Buckley and Buchanan must be anticipating the future with pricklings of disquietude. Neither religion nor politics would seem headed in the right (Right) direction for their tastes. Buchanan appears to have recon­ciled himself to this more satis­factorily than his friend. Less swept up in the glitz of celebrity than Buckley, Buchanan will, one suspects, grit his teeth, square his jaw, and suffer through the dégringolade. There is a lingering air of the Old Roman about Buchanan — a stoic acceptance of misfortune, a steely virtue that weathers all the caprices and vicissitudes that beset mortal man. “Country, family, faith”; Buchanan will never, one bets, desert these verities, “the things worth dying for…worth fight­ing for…worth living for,” as he felicitously phrases it.

Near the end of Right from the Beginning he enunciates a credo for the long haul: “The duty of the political conservative, then, is to do our best to make ourselves, and our government, the allies of our Judeo-Christian values, to make government again the protector and friend of the permanent things, to do the best we can in the times in which we live. And to put our trust and faith, ultimately, not in our­selves.” Whatever quarrels one has with Pat Buchanan’s politics, one can respect that statement, especially its poignant conclud­ing sentence.

Buchanan might derive ad­ditional fortitude and ease of mind from an incident he re­counts. Several years ago he dropped by a Catholic bookstore frequented by members of his family. The owner mentioned that Buchanan’s father had re­cently been in the store, and that she had said to him: “Isn’t it ter­rible what’s going on in the Church today?” The old man had replied: “No, there is noth­ing to fear. We have it on the au­thority of Christ Himself — the Rock shall not break.” Pat Bu­chanan might emulate his father’s “trust and faith” instead of grous­ing that “the Church Militant has been superseded by the Church Milquetoast.”

The present-day Bill Buck­ley appears, by Judis’s rendering, to be especially unsettled. Refer­ring to his subject’s 60th birth­day in 1985, Judis observes that Buckley “showed continuing signs of disquiet about his own life and work.” Since Buckley has shunned the tell-all confes­sional mode, and Judis little re­veals the inner man, one cannot discern what is percolating in Buckley’s innermost self.
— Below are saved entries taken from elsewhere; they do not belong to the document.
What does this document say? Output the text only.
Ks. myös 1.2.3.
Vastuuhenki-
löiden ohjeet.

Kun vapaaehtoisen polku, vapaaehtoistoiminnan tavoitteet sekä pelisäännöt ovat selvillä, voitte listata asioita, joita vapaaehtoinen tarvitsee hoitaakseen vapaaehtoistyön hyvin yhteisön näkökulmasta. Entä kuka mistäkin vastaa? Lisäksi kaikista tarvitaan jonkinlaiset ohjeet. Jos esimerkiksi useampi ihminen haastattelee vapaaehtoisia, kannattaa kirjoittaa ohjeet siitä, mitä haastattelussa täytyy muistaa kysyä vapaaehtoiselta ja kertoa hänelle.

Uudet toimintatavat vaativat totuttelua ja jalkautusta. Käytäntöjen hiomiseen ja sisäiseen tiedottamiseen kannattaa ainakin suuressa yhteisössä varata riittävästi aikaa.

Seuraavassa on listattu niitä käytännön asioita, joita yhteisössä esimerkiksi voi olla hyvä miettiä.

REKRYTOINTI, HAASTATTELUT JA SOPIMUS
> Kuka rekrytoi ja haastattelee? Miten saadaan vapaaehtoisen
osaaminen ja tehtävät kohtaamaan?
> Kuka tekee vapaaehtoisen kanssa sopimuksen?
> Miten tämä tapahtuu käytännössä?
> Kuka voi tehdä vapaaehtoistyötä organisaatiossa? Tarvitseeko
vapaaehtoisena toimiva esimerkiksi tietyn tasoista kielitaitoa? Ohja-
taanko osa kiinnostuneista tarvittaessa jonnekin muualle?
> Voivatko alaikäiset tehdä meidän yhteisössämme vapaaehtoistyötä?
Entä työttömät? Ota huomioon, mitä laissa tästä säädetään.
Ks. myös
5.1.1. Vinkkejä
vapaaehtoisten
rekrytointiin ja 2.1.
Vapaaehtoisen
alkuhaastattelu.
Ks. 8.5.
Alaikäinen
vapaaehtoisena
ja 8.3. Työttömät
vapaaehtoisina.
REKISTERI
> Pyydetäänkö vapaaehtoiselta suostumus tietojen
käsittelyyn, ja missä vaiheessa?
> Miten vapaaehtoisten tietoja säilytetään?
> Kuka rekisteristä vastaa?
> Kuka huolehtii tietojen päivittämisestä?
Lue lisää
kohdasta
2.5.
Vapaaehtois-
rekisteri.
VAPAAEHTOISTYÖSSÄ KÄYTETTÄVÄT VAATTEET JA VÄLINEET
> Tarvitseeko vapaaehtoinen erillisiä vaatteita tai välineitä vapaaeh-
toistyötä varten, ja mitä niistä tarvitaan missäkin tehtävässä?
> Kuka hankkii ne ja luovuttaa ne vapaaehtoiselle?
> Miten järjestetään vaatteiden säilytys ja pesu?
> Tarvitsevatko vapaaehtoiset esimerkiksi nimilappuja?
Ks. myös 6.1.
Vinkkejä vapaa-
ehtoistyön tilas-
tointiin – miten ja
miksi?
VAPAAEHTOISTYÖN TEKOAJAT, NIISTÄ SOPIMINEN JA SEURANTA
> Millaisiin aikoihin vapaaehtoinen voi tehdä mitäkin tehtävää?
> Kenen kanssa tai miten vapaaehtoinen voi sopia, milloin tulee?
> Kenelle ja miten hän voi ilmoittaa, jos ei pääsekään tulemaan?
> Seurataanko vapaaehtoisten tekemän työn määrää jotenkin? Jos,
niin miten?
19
Surely, though, there must be times, in the solitude and stillness of the deep night, when he asks himself: “What does it all add up to?” Fame, wealth, a happy marriage, a son of whom to be proud, din­ners at the White House, a score or more of books and untold ar­ticles and columns, a popular television program, and an incal­culable sway over the minds of droves of his countrymen: all that could make a man in his mid-60s serene and satisfied — or it could leave him with a nagging question: “Is this everything?”

Buckley’s stormy relation­ship with the Church over the past quarter-century might be the source of such a pestering thought, for he does not seem to possess now the firm strength in the faith that his parents and the granite Catholicism of his young years instilled in him. Yet on oc­casion Buckley discloses that he grasps what ultimately matters. A suggestion of this appears in an episode that Judis relates. In 1978 Fr. Theodore Hesburgh in­vited Buckley to deliver the com­mencement address at Notre Dame. During the visit to South Bend, his wife, Patricia, “made a snide remark about Hesburgh’s liberal politics.” According to Ju­dis, “Buckley rebuked her” with a clenched-jaw retort: “He is a man of God.”

Buckley’s response indicates that, at least sometimes, the loy­al Catholic triumphs over the conservative ideologue. It also hints at depths to Buckley that neither John Judis, nor any other analyst of the public Buckley, has fathomed. What transpires deep within Buckley’s soul be­tween himself and God is what matters. The glitter, the wealth, the success and influence are ulti­mately nothing. I think Buckley might agree with that. What he will do about it in the years ahead remains to be seen.